The International Monetary Fund raised its forecast for global growth this year as expansions in the U.S. and U.K. accelerate. The global economy will grow 3.7 percent this year, compared with an October estimate of 3.6 percent, the IMF said in revisions to its World Economic Outlook released in Washington today.
“The IEA report projected this year’s demand will be higher and that’s affecting Brent,” said Michael Lynch, president of Strategic Energy & Economic Research in Winchester, Massachusetts. “If we get good economic growth, which looks increasingly likely, demand will be stronger.”
Laws preventing the export of crude from the U.S. “could have an adverse impact in continued investment in light, tight oil and thus continued growth in production,” an event the IEA refers to as the “crude wall.”
“The IEA report mentioned that if the U.S. doesn’t export crude, we are going to see a tight global market,” said Carl Larry, president of Oil Outlooks & Opinions LLC in Houston. “The report is pushing up Brent versus WTI.”
Brent was at an $11.76 premium to U.S. benchmark WTI, based on March contracts.

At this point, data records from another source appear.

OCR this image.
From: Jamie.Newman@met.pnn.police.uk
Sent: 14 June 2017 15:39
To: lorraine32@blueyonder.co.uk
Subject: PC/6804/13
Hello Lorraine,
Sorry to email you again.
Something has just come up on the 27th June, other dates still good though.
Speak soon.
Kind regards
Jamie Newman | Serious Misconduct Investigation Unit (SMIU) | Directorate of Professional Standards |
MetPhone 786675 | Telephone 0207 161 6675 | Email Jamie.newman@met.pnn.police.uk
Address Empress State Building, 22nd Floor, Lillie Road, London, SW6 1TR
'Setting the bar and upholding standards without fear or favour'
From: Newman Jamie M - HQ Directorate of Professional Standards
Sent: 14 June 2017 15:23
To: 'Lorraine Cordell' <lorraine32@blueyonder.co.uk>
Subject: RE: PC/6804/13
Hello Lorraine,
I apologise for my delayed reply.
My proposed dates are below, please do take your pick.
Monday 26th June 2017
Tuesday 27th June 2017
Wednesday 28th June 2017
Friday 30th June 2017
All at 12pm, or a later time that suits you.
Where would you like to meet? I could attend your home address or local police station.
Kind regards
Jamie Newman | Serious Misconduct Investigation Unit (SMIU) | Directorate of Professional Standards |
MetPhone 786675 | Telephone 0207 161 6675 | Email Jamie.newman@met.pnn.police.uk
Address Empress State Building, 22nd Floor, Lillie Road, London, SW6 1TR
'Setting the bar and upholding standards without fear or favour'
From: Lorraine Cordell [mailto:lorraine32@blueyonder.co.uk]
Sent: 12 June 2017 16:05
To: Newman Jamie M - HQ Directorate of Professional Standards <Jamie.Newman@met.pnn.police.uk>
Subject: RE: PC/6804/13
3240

That compares with $11.89 on Jan. 17.
U.S. crude production increased 14,000 barrels a day to 8.16 million in the week ended Jan. 10, the most since 1988, according to the Energy Information Administration, the Energy Department’s statistical arm. Output has surged as the combination of horizontal drilling and hydraulic fracturing, or fracking, has unlocked supplies trapped in shale formations.
WTI is facing technical resistance at the 50-day moving average, Baruch said. That’s around $95.44 today. The front-month contract has settled below the average since Jan. 2.
Implied volatility for at-the-money WTI options expiring in March was 17.7 percent, up from 16.9 percent Jan. 17, data compiled by Bloomberg showed.
Electronic trading volume on the Nymex was 417,734 contracts at 3:27 p.m. It totaled 427,334 contracts Jan. 17, 18 percent lower than the three-month average. Open interest was 1.61 million contracts.